Recebi por estes dias no correio, 2 (duas) facturas/ recibos para pagamento da taxa de remoção e deposição de resíduos sólidos urbanos. Não me enganei, recebi duas facturas, obviamente com números diferentes mas relativas ao mesmo período, o segundo semestre do ano 2011. Como apenas sou proprietário de uma habitação, sem divisões suspectíveis de arrendamento, estranhei.
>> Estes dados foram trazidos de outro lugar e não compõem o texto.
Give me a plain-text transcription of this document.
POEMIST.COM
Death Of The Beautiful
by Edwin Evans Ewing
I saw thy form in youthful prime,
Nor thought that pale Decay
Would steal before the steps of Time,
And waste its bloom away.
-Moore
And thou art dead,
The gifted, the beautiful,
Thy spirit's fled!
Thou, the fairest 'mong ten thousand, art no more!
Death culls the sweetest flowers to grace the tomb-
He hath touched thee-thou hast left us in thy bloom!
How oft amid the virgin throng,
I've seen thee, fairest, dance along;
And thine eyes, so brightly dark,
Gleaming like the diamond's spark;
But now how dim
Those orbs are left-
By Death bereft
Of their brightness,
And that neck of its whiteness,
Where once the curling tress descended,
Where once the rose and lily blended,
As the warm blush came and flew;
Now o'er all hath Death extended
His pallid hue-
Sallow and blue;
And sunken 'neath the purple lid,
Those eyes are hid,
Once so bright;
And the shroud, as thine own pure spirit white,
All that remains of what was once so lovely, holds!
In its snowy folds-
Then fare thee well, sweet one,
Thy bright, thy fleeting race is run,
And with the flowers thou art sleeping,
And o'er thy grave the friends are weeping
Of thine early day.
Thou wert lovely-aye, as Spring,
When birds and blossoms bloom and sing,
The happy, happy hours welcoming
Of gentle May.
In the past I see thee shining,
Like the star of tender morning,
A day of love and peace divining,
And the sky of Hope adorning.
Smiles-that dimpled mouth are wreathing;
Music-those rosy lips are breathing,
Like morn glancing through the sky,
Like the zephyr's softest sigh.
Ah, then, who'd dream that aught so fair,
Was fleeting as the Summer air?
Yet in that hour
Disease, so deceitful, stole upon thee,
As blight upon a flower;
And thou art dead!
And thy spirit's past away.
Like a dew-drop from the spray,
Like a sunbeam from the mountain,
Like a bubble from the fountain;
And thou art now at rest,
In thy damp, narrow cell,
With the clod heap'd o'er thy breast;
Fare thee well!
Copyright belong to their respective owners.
Já em finais do primeiro semestre sucedeu algo semelhante, com a emissão de 2 (duas) facturas para o primeiro semestre. Então desloquei-me à Junta de Freguesia de S Nicolau onde fui informado, após instruções provenientes da Câmara, que apenas cobrariam uma das facturas. Obviamente.

Mais tarde, na Assembleia em Setembro questionei o executivo sobre o porquê de terem sido emitidas duas facturas, ao que aelgaram ter sido um lapso.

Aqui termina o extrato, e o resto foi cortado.